Eu sou o corpo que não se cala
- Hiasmim Silva

- 4 de mar.
- 3 min de leitura

Dizem que as melhores mensagens começam contando causos. Vou contar sobre uma reflexão que tive ao ler o livro Eu sou o monstro que vos fala, de Paul Preciado. No livro, o autor indaga como a psicanálise se recusa a pensar o novo — em especial, como compreender os corpos trans.
Eu, estando no corpo de uma mulher negra retinta, gostaria de transmitir como é viver em um corpo que não se cala.

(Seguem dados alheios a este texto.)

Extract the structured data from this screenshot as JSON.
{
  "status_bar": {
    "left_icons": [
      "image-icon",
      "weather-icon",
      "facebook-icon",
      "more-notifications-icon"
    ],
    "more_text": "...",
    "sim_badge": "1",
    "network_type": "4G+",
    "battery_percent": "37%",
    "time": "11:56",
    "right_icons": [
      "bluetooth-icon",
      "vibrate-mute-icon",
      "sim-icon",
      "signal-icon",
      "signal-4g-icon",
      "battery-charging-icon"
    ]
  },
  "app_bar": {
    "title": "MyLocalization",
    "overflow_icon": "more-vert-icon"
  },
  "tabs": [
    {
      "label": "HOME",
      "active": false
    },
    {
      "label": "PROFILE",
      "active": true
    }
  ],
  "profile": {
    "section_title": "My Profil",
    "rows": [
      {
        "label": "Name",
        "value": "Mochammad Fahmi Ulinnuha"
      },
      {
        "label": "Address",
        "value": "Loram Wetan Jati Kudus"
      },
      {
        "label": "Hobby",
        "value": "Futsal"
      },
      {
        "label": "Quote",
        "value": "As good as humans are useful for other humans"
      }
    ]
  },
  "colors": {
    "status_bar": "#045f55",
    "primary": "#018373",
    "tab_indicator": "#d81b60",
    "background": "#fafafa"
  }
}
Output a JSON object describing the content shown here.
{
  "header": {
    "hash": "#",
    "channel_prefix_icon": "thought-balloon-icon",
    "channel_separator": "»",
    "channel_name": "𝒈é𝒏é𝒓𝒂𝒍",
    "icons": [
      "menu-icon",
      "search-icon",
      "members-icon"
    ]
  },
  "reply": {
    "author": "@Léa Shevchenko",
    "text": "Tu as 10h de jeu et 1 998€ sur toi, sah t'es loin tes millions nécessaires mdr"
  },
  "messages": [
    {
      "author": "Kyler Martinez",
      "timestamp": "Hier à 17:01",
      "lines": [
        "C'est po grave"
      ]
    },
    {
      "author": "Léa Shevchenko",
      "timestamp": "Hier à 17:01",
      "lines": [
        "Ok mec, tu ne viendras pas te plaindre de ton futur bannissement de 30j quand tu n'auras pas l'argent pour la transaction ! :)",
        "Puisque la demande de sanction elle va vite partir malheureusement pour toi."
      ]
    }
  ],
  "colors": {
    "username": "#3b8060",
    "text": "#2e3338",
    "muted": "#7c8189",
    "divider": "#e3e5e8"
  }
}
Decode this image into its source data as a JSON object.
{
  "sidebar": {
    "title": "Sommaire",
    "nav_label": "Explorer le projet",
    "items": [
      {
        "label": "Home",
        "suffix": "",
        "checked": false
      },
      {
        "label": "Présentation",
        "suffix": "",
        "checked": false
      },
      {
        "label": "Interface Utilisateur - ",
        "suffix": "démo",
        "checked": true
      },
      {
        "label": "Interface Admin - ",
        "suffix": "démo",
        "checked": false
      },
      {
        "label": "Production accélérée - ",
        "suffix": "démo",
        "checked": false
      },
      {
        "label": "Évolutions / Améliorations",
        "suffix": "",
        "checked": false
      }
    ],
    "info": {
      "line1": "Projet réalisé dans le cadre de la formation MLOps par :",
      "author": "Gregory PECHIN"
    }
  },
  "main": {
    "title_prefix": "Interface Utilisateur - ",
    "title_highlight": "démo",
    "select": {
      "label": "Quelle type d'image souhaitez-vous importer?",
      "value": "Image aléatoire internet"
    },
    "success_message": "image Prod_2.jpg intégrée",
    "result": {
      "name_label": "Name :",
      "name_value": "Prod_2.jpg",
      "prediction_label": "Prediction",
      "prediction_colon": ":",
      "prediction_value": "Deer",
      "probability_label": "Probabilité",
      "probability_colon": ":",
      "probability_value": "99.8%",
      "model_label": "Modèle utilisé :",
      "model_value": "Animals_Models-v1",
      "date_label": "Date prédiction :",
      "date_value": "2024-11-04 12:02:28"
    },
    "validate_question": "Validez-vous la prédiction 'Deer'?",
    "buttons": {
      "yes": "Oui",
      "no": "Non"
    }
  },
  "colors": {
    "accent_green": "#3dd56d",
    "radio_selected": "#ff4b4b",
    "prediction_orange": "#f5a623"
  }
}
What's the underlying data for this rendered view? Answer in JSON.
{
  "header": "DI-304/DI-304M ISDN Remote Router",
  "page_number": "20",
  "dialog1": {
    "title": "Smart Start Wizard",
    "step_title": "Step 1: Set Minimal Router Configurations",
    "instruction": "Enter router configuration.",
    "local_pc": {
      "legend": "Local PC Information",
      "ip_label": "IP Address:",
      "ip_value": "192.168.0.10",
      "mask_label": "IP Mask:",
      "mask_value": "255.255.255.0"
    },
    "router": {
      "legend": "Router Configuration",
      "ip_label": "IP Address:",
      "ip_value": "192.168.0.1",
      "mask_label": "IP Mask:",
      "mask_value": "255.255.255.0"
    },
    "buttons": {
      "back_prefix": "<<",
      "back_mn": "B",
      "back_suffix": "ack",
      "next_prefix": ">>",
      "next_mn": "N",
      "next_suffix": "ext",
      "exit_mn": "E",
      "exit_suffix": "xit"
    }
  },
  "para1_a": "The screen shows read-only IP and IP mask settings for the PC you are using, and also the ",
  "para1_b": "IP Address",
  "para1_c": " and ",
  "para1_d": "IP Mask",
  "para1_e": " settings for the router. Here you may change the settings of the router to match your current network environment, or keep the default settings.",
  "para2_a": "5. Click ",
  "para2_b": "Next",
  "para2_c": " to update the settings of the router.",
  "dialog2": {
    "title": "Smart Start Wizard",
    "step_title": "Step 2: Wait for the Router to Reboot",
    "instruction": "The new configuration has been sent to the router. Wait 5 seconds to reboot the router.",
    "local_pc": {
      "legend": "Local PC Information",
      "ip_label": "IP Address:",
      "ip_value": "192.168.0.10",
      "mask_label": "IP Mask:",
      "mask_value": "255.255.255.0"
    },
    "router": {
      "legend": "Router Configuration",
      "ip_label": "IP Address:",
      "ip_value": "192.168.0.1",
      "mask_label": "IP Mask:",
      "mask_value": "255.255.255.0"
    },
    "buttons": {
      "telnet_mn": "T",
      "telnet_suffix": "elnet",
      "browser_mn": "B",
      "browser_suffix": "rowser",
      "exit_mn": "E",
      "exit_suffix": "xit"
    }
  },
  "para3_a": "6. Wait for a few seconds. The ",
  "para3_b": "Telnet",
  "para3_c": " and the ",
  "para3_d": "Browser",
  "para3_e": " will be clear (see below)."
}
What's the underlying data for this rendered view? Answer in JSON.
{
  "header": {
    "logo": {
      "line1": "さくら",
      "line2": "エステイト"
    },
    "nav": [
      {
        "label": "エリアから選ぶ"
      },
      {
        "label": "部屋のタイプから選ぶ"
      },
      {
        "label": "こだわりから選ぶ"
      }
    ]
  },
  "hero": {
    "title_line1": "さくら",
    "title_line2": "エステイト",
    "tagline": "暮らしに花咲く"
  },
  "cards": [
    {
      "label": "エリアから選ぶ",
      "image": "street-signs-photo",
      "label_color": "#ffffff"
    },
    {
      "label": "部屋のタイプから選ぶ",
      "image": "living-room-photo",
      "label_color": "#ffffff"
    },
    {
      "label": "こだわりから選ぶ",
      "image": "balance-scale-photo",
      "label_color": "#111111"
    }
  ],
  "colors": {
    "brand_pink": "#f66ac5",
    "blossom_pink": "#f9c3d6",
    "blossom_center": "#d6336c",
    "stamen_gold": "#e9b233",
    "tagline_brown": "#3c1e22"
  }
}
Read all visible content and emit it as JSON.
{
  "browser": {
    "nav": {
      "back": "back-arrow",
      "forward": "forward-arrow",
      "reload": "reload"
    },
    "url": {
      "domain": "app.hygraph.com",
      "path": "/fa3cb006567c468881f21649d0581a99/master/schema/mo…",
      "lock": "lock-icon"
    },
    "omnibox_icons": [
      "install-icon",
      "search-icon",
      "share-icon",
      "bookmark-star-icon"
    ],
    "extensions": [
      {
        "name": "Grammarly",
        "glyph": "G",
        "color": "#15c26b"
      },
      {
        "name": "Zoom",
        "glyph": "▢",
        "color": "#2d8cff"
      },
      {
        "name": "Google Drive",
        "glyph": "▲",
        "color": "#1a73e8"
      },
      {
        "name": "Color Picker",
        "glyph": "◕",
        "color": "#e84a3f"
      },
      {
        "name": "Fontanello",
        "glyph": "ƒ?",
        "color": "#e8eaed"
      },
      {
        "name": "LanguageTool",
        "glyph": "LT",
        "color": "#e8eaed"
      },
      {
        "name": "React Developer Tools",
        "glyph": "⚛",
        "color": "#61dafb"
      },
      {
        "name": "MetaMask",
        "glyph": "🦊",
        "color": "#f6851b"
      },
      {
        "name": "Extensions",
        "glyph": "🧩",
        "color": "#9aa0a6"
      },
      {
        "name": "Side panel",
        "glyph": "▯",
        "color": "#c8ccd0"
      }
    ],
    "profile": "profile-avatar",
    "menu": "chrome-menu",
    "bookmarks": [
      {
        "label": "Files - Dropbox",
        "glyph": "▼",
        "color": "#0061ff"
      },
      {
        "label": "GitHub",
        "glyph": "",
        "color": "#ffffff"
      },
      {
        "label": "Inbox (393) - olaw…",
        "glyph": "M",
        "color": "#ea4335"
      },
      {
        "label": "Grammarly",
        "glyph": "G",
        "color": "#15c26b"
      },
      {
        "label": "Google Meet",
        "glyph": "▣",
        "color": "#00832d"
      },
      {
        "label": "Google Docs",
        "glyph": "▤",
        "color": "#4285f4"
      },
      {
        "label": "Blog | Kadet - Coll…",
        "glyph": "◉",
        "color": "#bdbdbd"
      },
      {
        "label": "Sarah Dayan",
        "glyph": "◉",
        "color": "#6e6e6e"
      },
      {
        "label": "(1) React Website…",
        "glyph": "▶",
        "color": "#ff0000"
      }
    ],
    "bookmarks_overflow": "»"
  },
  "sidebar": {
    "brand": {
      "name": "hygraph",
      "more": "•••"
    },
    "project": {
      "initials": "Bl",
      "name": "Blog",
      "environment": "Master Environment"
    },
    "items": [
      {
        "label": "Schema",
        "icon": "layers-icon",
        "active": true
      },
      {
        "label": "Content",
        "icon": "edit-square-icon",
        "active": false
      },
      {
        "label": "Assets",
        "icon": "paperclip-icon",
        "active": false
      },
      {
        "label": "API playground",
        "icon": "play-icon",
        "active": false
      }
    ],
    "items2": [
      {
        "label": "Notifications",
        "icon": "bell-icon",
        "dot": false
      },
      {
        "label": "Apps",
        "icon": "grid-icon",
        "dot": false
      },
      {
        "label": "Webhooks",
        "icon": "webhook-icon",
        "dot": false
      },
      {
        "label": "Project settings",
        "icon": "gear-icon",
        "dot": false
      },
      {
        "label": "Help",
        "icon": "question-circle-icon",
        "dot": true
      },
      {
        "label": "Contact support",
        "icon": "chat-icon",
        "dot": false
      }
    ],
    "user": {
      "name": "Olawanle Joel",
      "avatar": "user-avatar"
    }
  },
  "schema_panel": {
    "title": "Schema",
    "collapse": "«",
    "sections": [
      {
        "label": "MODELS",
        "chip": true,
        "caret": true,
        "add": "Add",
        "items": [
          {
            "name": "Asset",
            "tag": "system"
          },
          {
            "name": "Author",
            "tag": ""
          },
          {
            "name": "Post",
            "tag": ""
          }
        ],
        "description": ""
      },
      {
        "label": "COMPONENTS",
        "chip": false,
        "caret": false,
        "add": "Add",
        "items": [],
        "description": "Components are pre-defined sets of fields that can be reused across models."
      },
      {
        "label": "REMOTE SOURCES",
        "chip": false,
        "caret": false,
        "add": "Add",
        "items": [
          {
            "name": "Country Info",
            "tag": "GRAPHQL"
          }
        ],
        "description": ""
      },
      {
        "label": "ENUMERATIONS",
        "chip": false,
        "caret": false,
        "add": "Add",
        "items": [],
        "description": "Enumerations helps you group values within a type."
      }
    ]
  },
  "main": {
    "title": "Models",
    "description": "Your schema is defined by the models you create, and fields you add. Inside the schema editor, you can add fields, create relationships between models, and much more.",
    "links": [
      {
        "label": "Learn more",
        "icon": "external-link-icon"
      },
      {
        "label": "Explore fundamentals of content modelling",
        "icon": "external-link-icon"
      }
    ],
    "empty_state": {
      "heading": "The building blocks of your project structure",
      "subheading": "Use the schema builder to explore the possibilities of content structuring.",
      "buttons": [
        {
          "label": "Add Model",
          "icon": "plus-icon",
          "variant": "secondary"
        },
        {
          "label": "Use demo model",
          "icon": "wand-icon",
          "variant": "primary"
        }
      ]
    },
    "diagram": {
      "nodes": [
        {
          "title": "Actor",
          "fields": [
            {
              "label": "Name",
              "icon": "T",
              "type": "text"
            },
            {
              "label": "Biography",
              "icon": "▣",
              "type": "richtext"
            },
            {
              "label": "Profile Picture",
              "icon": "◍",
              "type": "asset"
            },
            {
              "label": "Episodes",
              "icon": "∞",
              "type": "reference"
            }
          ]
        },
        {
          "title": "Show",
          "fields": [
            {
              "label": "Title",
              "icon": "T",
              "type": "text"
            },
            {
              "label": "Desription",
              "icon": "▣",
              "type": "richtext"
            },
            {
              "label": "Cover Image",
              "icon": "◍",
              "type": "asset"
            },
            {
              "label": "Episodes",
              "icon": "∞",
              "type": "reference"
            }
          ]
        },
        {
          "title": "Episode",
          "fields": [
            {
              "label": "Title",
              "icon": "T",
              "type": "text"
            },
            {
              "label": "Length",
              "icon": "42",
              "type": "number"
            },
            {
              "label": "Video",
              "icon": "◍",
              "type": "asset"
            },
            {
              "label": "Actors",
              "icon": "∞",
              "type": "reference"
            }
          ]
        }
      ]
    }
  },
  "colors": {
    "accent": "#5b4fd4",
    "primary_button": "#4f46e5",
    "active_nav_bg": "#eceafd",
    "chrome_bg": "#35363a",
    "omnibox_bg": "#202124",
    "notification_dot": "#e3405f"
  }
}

Eu sou o corpo que não se cala, sou o corpo que, antes de falar sobre subjetividades ou “futilidades” — logo, mesmo antes de falar — já se anuncia. O corpo negro é esse corpo político. Um corpo que quase ninguém busca ver além da cor. O corpo que, desde o momento em que chega a determinados espaços, já é lido como negro(a).
Você reparou, né? Não falei “negre”, pois quase sempre não é permitido a esse corpo agir fora daquilo que já está estabelecido. Há aqueles de nós que já não ligam, simplesmente aceitam viver sua sexualidade, independentemente dos olhares e maus dizeres. Há aqueles de nós que sentem os olhares e maus dizeres, adoecem ou enlouquecem.
Há aqueles de nós que vivem em um silêncio profundo, para que seu amor não acorde ou alarde os maus olhados e os maus dizeres. Reparou? Foi só a ideia do corpo chegar e essas subjetividades basilares já ficam constrangidas, sem saber se devem ou não aparecer.
Eu sou o corpo ousado que insiste em falar. O corpo que varre as ruas do bairro sabe muito bem que, sem o seu trabalho, ele não é limpo. Aquele corpo majoritário dos que acordam cedo para pegar o ônibus lotado, um enlatado de gente, e trabalham até tarde.
O corpo que zela pela casa e pelas crianças da patroa e do patrão. O corpo que desafia as balas perdidas e decide se manter, para que não seja tudo em vão. O corpo que é mais abusado sexualmente, explorado desde a infância e que mais morre por feminicídio é o meu corpo negro, segundo os dados do Brasil. Afinal, já dizia Elza Soares: “a carne mais barata do mercado é a carne negra.”
Continuo pertencendo a esse corpo negro que vive pelos corredores da universidade, às vezes sozinho, em sua solidão intelectual, por estar entre a periferia e a casa-grande. O corpo fala — e continua falando. Corpo negro que se manifesta politicamente antes mesmo da boca abrir.
Mas agora a boca tem estado mais do que só aberta: a boca fala através de pessoas negras que ingressaram politicamente dentro dos movimentos, partidos e cargos políticos.
A esse corpo que não se cala — um corpo que insiste em acreditar que é humano, digno de ser amado e valorizado. Um corpo que vai ao avesso da pele, como diria Jeferson Tenório.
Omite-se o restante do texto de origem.